Closed sourabh1007 closed 9 months ago
Few comments:
Connection Mode - Db URL is actually just an Account Name, So you can't actually identify if it is direct or gateway mode by this url. User Agent : user agent string can be large but it can not be very large (as we are limiting the size due to other constraint we have). It is something already generated at the time of client instance creation So overhead is just to put it into dictionary.

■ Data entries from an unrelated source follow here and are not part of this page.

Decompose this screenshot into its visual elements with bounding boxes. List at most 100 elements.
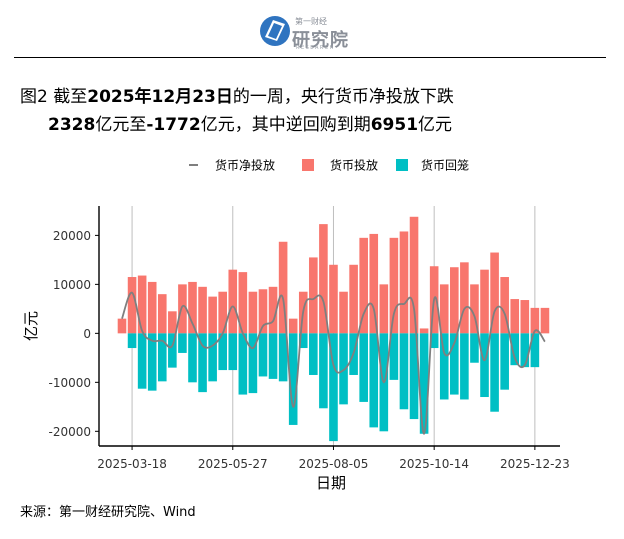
injection-bar [359, 237, 368, 334]
withdrawal-bar [309, 333, 318, 375]
injection-bar [188, 281, 197, 334]
y-tick-label: -20000 [48, 425, 91, 439]
injection-bar [258, 289, 268, 334]
injection-bar [540, 307, 550, 334]
y-tick-label: -10000 [48, 376, 91, 390]
logo-emblem-icon [260, 16, 290, 46]
injection-bar [510, 299, 520, 334]
injection-bar [379, 284, 389, 334]
injection-bar [520, 300, 530, 334]
withdrawal-bar [480, 333, 489, 398]
logo-main-text: 研究院 [292, 30, 349, 51]
withdrawal-bar [470, 333, 479, 363]
withdrawal-bar [339, 333, 348, 405]
withdrawal-bar [127, 333, 137, 349]
injection-bar [198, 286, 207, 334]
injection-bar [288, 318, 298, 334]
y-tick-label: 20000 [53, 229, 91, 243]
withdrawal-bar [137, 333, 147, 389]
withdrawal-bar [439, 333, 449, 400]
injection-bar [137, 275, 147, 334]
injection-bar [168, 311, 177, 334]
withdrawal-bar [168, 333, 177, 368]
withdrawal-bar [359, 333, 368, 402]
title-text-f: 亿元 [418, 115, 453, 135]
injection-bar [460, 262, 469, 334]
net-injection-line [121, 291, 546, 435]
x-tick-label: 2025-03-18 [97, 457, 167, 471]
injection-bar [218, 291, 227, 334]
legend-withdrawal-swatch [396, 159, 408, 171]
injection-bar [389, 237, 399, 334]
withdrawal-bar [147, 333, 157, 391]
withdrawal-bar [258, 333, 268, 377]
withdrawal-bar [319, 333, 328, 409]
withdrawal-bar [228, 333, 238, 371]
withdrawal-bar [298, 333, 308, 349]
withdrawal-bar [460, 333, 469, 400]
withdrawal-bar [278, 333, 288, 382]
withdrawal-bar [429, 333, 439, 349]
withdrawal-bar [208, 333, 217, 382]
source-note: 来源：第一财经研究院、Wind [20, 505, 196, 520]
injection-bar [238, 272, 248, 334]
legend-net-label: 货币净投放 [215, 158, 275, 173]
logo: 第一财经 研究院 RESEARCH [258, 8, 368, 52]
injection-bar [450, 267, 459, 334]
legend-injection-label: 货币投放 [330, 158, 378, 173]
title-date: 2025年12月23日 [87, 87, 233, 107]
injection-bar [147, 281, 157, 334]
x-tick-label: 2025-10-14 [399, 457, 469, 471]
title-value-a: 2328 [48, 115, 96, 135]
title-value-c: -1772 [146, 115, 201, 135]
withdrawal-bar [450, 333, 459, 395]
injection-bar [157, 294, 167, 334]
injection-bar [399, 231, 409, 334]
withdrawal-bar [248, 333, 258, 394]
withdrawal-bar [329, 333, 338, 442]
x-tick-label: 2025-12-23 [500, 457, 570, 471]
injection-bar [530, 307, 540, 334]
injection-bar [419, 328, 429, 334]
logo-english-text: RESEARCH [296, 45, 335, 51]
withdrawal-bar [288, 333, 298, 425]
title-text-b: 亿元至 [95, 115, 147, 135]
injection-bar [319, 224, 328, 334]
withdrawal-bar [369, 333, 379, 428]
title-suffix: 的一周，央行货币净投放下跌 [232, 87, 454, 107]
withdrawal-bar [520, 333, 530, 368]
injection-bar [228, 269, 238, 334]
injection-bar [409, 216, 419, 334]
x-axis-label: 日期 [316, 474, 346, 492]
header-divider [14, 57, 606, 58]
withdrawal-bar [419, 333, 429, 434]
legend-injection-swatch [302, 159, 314, 171]
injection-bar [309, 257, 318, 334]
y-tick-label: 0 [83, 327, 91, 341]
title-prefix: 图2 截至 [20, 87, 88, 107]
x-tick-label: 2025-05-27 [198, 457, 268, 471]
injection-bar [208, 296, 217, 334]
y-axis-label: 亿元 [22, 311, 40, 341]
withdrawal-bar [530, 333, 540, 368]
withdrawal-bar [198, 333, 207, 393]
withdrawal-bar [409, 333, 419, 420]
injection-bar [127, 277, 137, 334]
logo-small-text: 第一财经 [295, 17, 327, 26]
withdrawal-bar [399, 333, 409, 410]
withdrawal-bar [500, 333, 509, 390]
injection-bar [470, 284, 479, 334]
injection-bar [268, 286, 278, 334]
injection-bar [490, 252, 499, 334]
y-tick-label: 10000 [53, 278, 91, 292]
injection-bar [178, 284, 187, 334]
withdrawal-bar [218, 333, 227, 371]
injection-bar [369, 233, 379, 334]
injection-bar [480, 269, 489, 334]
withdrawal-bar [178, 333, 187, 353]
chart-title-line1: 图2 截至2025年12月23日的一周，央行货币净投放下跌 [20, 82, 454, 107]
injection-bar [248, 291, 258, 334]
withdrawal-bar [268, 333, 278, 379]
injection-bar [278, 241, 288, 334]
injection-bar [339, 291, 348, 334]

Added list of Default Information
Thank you for summarizing it!
I have a couple of comments:
Http attributes: we should not use HTTP attributes on DB calls. If there are nested HTTP calls, they will be traced automatically and will have all required attributes. So I'd suggest removing below attributes. If it's really helpful to have them and they apply to DB call, we should populate them with db prefix and pick a right name
http.status_code
http.user_agent
http.request_content_length
http.response_content_length
db.url
- based on conversation with AzMon team, we should use Microsoft Common Schema attributes which means we should populate net.peer.name
and net.peer.port
(optional if default) instead of url. Path fragments (if important) should appear as attributes (db.name
is already here, should we also add collection name as db.cosmosdb.collection
?)
I think we can make both the changes so replacing http
. with db.cosmosdb
. @kirankumarkolli @FabianMeiswinkel do you guys have any question or concern?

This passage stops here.